The Elons were made up entirely of plant cells. They didn’t have brains like us. They functioned upon instinct, preserved by memory. Their reflexive experience was so advanced that they knew how to act and react upon their environment precisely with each previously learned situation.
Elons were bound to their environment. They communicated through the incredible concept of Kora, meaning love by transference. It was like telepathy, but far more simple and devastatingly effective. Instinct, rather than complex thought, was transmitted from plant to plant through a domino effect.
The King of Tritillia could set the whole forest in motion with one tap of a leaf or a tug at a blade of grass. That same power made Tritillia uninhabitable by any outside species, because the forest could collapse on an enemy like a fifty-pound drum of sand on a beetle.
Our ship was rapidly descending toward the planet. Our hull, set ablaze by atmospheric friction, approached dangerous levels of stress, nearing total collapse. Gritting my teeth, I pressed on, destined to make an impact with the ground below.
We were about thirty thousand feet from the surface of the greenest planet I had ever seen. Our descent was shaken by the ferocious gusts of wind in the stratosphere. Luckily for me, Ed was an accomplished aviator and a maverick of the air.
That wasn’t one of the best flights possible. Fear gripped my throat. I did not want to head out so far away from Zane, only to die on my own watch.
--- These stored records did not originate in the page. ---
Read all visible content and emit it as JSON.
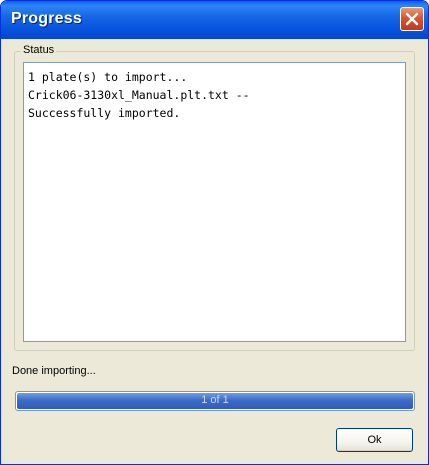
{
  "window": {
    "title": "Progress"
  },
  "status_group": {
    "legend": "Status",
    "lines": [
      "1 plate(s) to import...",
      "Crick06-3130xl_Manual.plt.txt --",
      "Successfully imported."
    ]
  },
  "status_message": "Done importing...",
  "progress": {
    "label": "1 of 1",
    "fraction": 1.0
  },
  "buttons": {
    "ok_label": "Ok"
  },
  "icons": {
    "close": "close-icon"
  },
  "colors": {
    "titlebar": "#0653df",
    "close_button": "#d8552f",
    "progress_fill": "#3d6cc7",
    "dialog_background": "#ece9d8"
  }
}
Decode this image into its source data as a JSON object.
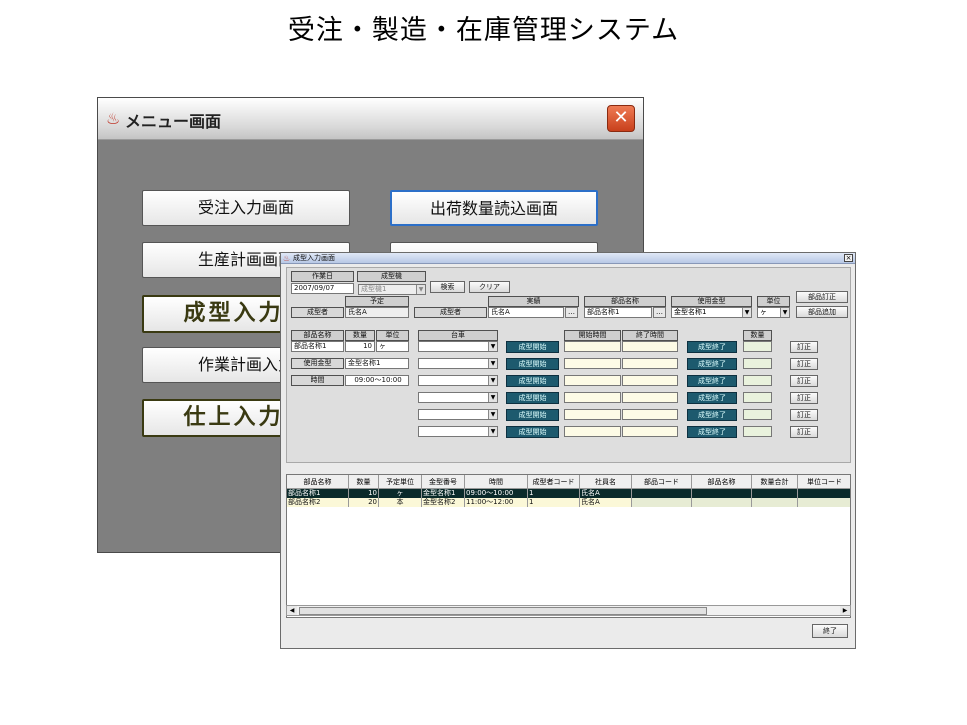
{
  "slide": {
    "title": "受注・製造・在庫管理システム"
  },
  "menu": {
    "title": "メニュー画面",
    "close_glyph": "✕",
    "buttons": [
      "受注入力画面",
      "出荷数量読込画面",
      "生産計画画面",
      "",
      "成型入力画",
      "作業計画入力",
      "仕上入力画"
    ]
  },
  "molding": {
    "title": "成型入力画面",
    "work_date_label": "作業日",
    "work_date_value": "2007/09/07",
    "machine_label": "成型機",
    "machine_value": "成型機1",
    "search_label": "検索",
    "clear_label": "クリア",
    "plan_label": "予定",
    "molder_label": "成型者",
    "plan_molder_value": "氏名A",
    "actual_label": "実績",
    "actual_molder_label": "成型者",
    "actual_molder_value": "氏名A",
    "part_name_label": "部品名称",
    "part_name_value": "部品名称1",
    "mold_label": "使用金型",
    "mold_value": "金型名称1",
    "unit_label": "単位",
    "unit_value": "ヶ",
    "part_fix_label": "部品訂正",
    "part_add_label": "部品追加",
    "plan_part_label": "部品名称",
    "qty_label": "数量",
    "plan_unit_label": "単位",
    "plan_part_value": "部品名称1",
    "plan_qty_value": "10",
    "plan_unit_value": "ヶ",
    "use_mold_label": "使用金型",
    "use_mold_value": "金型名称1",
    "time_label": "時間",
    "time_value": "09:00〜10:00",
    "vehicle_label": "台車",
    "start_time_label": "開始時間",
    "end_time_label": "終了時間",
    "count_label": "数量",
    "start_btn": "成型開始",
    "end_btn": "成型終了",
    "fix_btn": "訂正",
    "rows": 6,
    "columns": [
      "部品名称",
      "数量",
      "予定単位",
      "金型番号",
      "時間",
      "成型者コード",
      "社員名",
      "部品コード",
      "部品名称",
      "数量合計",
      "単位コード"
    ],
    "table_rows": [
      [
        "部品名称1",
        "10",
        "ヶ",
        "金型名称1",
        "09:00〜10:00",
        "1",
        "氏名A",
        "",
        "",
        "",
        ""
      ],
      [
        "部品名称2",
        "20",
        "本",
        "金型名称2",
        "11:00〜12:00",
        "1",
        "氏名A",
        "",
        "",
        "",
        ""
      ]
    ],
    "exit_label": "終了"
  }
}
‘Ed, what the hell is happening?’ I screamed. I banged against the walls. I was defenseless within our steel coffin. My body slammed into the buttons and levers situated in the wall, because my harness wasn’t attached correctly.
‘I told you to buckle and then pull the strap, and did you do so? No, you didn’t. You are not smart,’ Ed stated with outright honesty, giving no regard to my feelings. It was typ
ical robot behavior. I finally plopped down on my seat long enough to sit. I shredded the leather of my chair with my fingernails. I was that anxious.
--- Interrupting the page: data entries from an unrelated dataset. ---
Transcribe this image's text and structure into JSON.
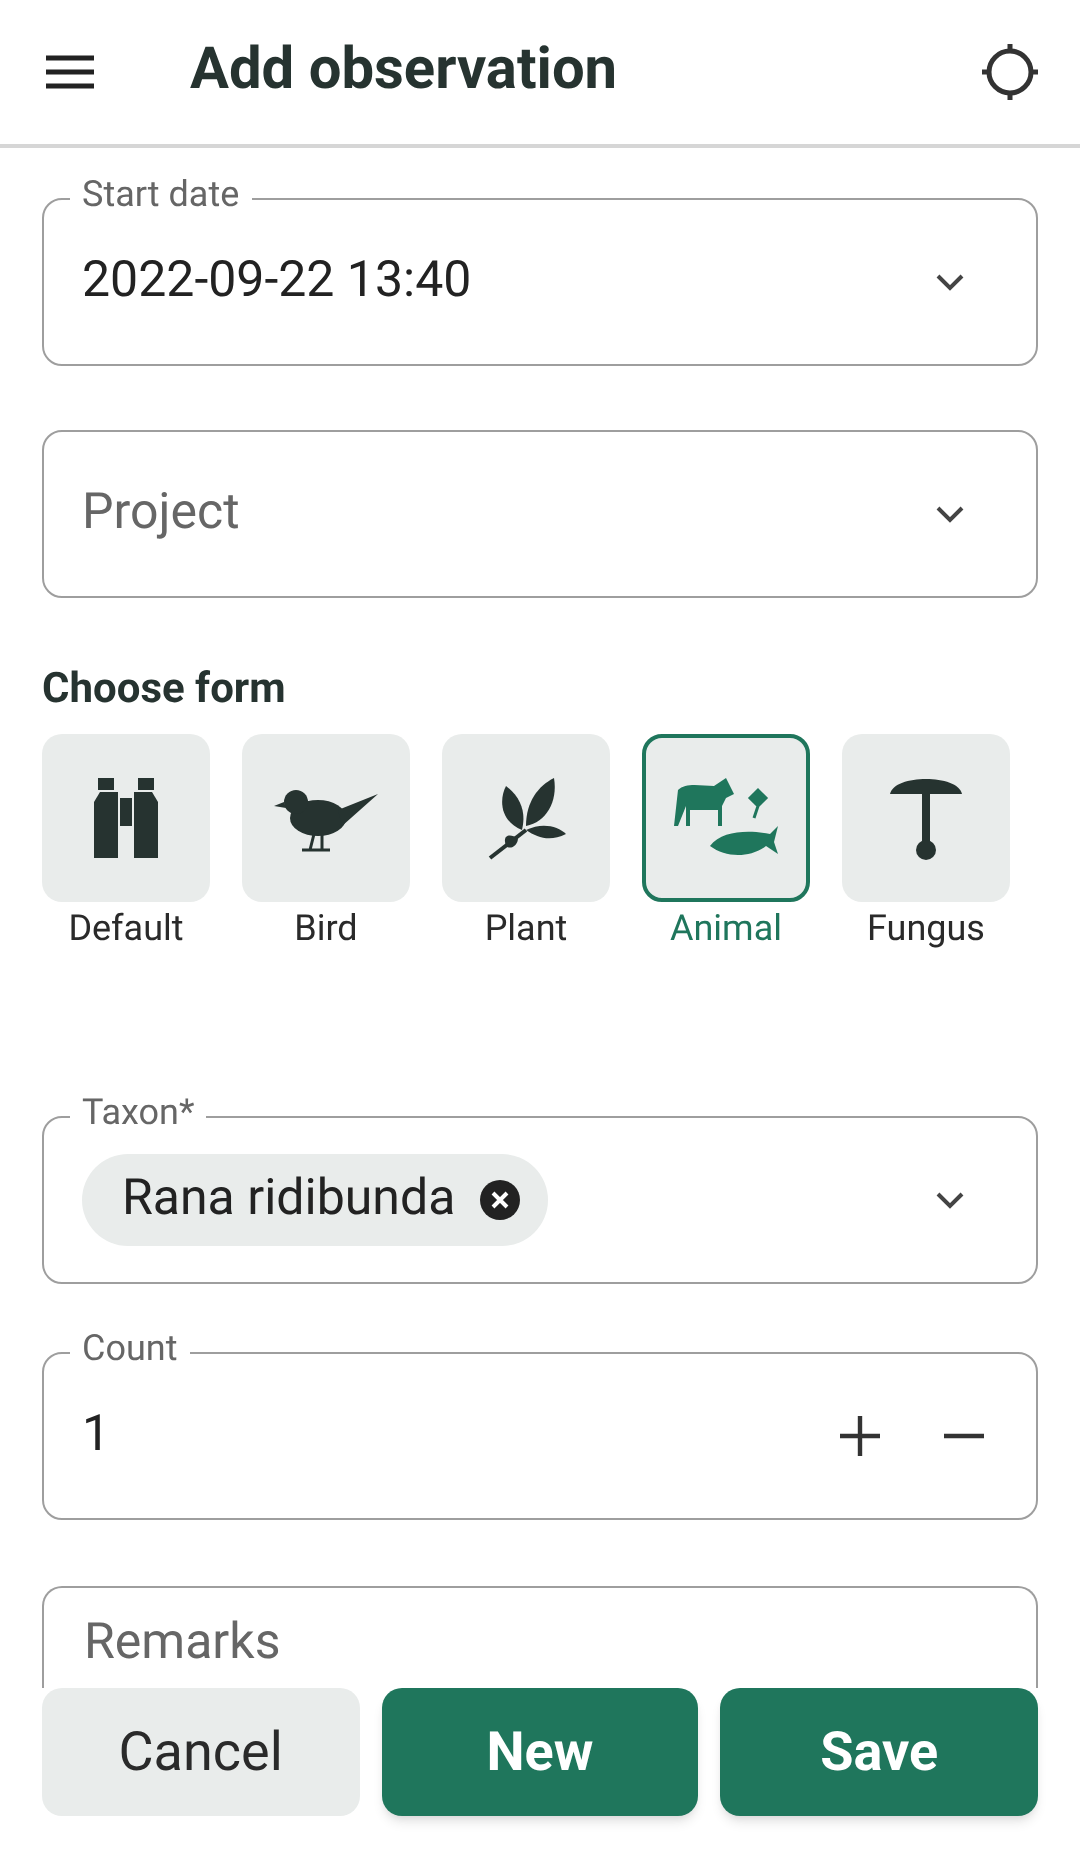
{
  "header": {
    "title": "Add observation"
  },
  "start_date": {
    "label": "Start date",
    "value": "2022-09-22 13:40"
  },
  "project": {
    "placeholder": "Project"
  },
  "choose_form": {
    "title": "Choose form",
    "forms": [
      {
        "kind": "binoculars",
        "label": "Default",
        "selected": false
      },
      {
        "kind": "bird",
        "label": "Bird",
        "selected": false
      },
      {
        "kind": "plant",
        "label": "Plant",
        "selected": false
      },
      {
        "kind": "animal",
        "label": "Animal",
        "selected": true
      },
      {
        "kind": "fungus",
        "label": "Fungus",
        "selected": false
      }
    ]
  },
  "taxon": {
    "label": "Taxon*",
    "chip": "Rana ridibunda"
  },
  "count": {
    "label": "Count",
    "value": "1"
  },
  "remarks": {
    "placeholder": "Remarks"
  },
  "buttons": [
    {
      "kind": "secondary",
      "label": "Cancel"
    },
    {
      "kind": "primary",
      "label": "New"
    },
    {
      "kind": "primary",
      "label": "Save"
    }
  ]
}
The temperature of our ship’s cabin increased to one hundred and thirty degrees Fahrenheit. I could not even bring up my hand to my face to wipe away the sweat, because I strapped it tightly to the chair. My perspiration mercilessly stabbed at my eyes, despite my intense squinting. Through my slits, I gasped as a panel from the bow on the outside peeled off like the lid of a sardine can, then disappeared.
‘If we don’t make it, I just want you to know I think you are a damn good robot,’ I said as if I was saying my last words.
‘Is this the beginning of a verbal will, because I am not currently recording audio? My processor’s focal point is landing this ship,’ Ed said while he was computing all of his flight variables.
We were a ticking bomb, set to explode against the planet beneath us. Ed launched anti-gravity propulsion thrusters from the stern of the ship, and these slowed us down considerably. I was having trouble breathing, and as the space between the looming jungle and our ship narrowed, so did my breath.
Ten… nine… eight…
Impact was imminent. I was about to die.
CRASH! My body reverberated with the impact and my clenched teeth nearly fractured. When we hit, Ed went off-line, and I was knocked unconscious.
Several moments passed by. Slowly, groggily, I rose out of my concussion-induced slumber. Any further velocity and my rolesk could have been embedded into my scalp for good. Ed was still off-line, and I heard thrashing and slithering noises outside. Something was coming after us!
I could not see beyond the windows, so thick and dense was the vegetation surrounding us. I felt positively claustrophobic. Was it my imagination, or was the jungle closing in on us?